Uma vez trabalhando na construção
subterrânea de Gus, a trama de Mike ganha ares de fanservice por não ter muito a fazer com seus personagens além de
mostrar a origem de certas coisas que vimos em Breaking Bad, mas que não tem necessariamente algo a acrescentar à
jornada dos personagens. Ver a construção do laboratório é uma curiosidade
interessante, mas é só no final da temporada que a trama tem algo a dizer sobre
Mike. No episódio final Mike faz a transição para o matador que ele tanto
relutava em ser e o mais trágico é que ele se torna algo que evitava se
transformar não por crueldade, mas por piedade, por saber que Gus faria algo
muito pior com seu alvo do que o rápido tiro na cabeça dado por ele.
Assim, o arco de Mike
invariavelmente faz sentido, com o afastamento dele do grupo de apoio sendo o
fator que contribuiu para que ele assumisse essa faceta que até então evitava,
talvez pela proximidade com a memória do filho. Mesmo fazendo sentido ao final,
não afasta a sensação de que muito de sua trama foi mais fanservice do que qualquer outra coisa.

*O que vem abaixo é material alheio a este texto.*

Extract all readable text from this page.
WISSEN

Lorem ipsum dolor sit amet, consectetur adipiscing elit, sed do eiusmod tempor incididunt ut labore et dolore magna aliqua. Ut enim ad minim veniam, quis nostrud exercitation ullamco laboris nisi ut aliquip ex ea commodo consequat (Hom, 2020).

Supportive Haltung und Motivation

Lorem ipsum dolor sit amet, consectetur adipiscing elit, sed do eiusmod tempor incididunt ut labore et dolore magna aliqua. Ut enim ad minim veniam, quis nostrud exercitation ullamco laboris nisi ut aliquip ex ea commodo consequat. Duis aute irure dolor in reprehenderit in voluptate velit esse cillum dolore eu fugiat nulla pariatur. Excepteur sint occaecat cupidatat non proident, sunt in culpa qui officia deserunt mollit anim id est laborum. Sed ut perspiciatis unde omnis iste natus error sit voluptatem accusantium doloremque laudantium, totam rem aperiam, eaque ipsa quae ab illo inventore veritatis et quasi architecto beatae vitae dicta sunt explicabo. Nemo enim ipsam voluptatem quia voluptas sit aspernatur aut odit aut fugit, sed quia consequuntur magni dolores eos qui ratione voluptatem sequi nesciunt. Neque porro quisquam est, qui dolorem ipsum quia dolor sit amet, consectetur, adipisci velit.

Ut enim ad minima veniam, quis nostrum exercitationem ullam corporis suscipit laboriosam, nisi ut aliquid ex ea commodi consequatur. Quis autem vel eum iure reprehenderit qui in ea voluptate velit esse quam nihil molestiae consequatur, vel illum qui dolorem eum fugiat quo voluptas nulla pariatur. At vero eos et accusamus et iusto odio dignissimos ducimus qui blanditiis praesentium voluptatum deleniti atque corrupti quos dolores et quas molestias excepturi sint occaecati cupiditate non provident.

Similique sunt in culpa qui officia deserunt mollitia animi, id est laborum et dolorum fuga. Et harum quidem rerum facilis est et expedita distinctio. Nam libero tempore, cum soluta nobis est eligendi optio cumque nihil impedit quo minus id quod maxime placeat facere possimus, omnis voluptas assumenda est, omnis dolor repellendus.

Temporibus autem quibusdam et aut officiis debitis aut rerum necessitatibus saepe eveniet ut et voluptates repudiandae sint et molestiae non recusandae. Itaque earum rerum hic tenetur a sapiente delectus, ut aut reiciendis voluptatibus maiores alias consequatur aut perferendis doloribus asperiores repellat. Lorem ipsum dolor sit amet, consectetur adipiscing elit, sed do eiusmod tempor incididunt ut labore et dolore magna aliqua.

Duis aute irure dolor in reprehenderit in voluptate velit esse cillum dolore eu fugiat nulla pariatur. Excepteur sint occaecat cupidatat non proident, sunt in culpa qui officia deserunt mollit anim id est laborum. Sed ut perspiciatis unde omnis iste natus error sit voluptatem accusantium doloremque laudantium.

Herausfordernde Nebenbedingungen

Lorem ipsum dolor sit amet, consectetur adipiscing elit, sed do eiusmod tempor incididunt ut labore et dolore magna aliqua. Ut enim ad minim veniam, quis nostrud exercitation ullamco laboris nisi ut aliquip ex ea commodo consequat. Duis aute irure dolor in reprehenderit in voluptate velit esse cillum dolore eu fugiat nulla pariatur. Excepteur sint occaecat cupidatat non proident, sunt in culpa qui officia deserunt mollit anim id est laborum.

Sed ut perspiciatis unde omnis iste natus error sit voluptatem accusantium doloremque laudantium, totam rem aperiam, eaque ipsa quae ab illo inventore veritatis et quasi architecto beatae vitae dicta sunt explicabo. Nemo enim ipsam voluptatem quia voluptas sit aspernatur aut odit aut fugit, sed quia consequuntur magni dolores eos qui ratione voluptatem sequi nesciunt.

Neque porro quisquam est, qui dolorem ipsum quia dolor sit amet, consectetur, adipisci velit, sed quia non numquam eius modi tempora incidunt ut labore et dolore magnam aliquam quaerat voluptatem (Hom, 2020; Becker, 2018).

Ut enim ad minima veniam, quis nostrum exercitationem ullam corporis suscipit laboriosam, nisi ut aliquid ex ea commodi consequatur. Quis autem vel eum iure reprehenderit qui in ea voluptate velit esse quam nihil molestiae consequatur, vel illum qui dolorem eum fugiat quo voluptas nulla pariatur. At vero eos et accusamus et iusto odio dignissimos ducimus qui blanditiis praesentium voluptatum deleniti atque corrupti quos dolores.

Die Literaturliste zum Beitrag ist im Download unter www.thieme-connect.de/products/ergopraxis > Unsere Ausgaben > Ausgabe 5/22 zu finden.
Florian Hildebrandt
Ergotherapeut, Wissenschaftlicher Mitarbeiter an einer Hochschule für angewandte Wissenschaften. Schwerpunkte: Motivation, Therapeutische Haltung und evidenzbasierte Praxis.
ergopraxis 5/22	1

Do mesmo modo, ver como Hector
Salamanca (Mark Margolis) ficou preso a uma cadeira de rodas e ganhou seu
famoso sino serve para ampliar a mitologia desse universo, mas não tem nada
novo a dizer sobre aquelas pessoas. Claro, vemos a crueldade de Gus em pagar
pelo tratamento de Hector só até o ponto em que ele recupera a consciência, mas
encerrando o processo de recuperação para impedi-lo de restaurar os movimentos,
transformando-o em um prisioneiro do próprio corpo, mas já sabíamos desde Breaking Bad o quanto Gus pode ser
implacável e cruel.
A trama de Nacho (Michael Mando)
começa cheia de tensão conforme ele é chantageado por Gus a começar uma guerra
de facções e a todo momento tememos pela vida dele por conta de seu trabalho
como “agente duplo”, principalmente quando os letais gêmeos Salamanca aparecem
para proteger o território do combalido Hector. Os gêmeos, por sinal,
protagonizam uma das cenas de ação mais sangrentas da série quando atacam um
ponto de fabricação rival. Boa parte da tensão vem do fato de acompanharmos a
ação do ponto de vista de Nacho, ferido e perdido em meio ao caos da matança
dos gêmeos. É uma pena, portanto, que Nacho acabe perdendo espaço conforme a
temporada progride.
A quarta temporada de Better Call Saul acerta na cuidadosa e
impactante revelação de como Jimmy finalmente assumiu a identidade de Saul
Goodman e possivelmente alienou a última pessoa que tinha ao seu lado.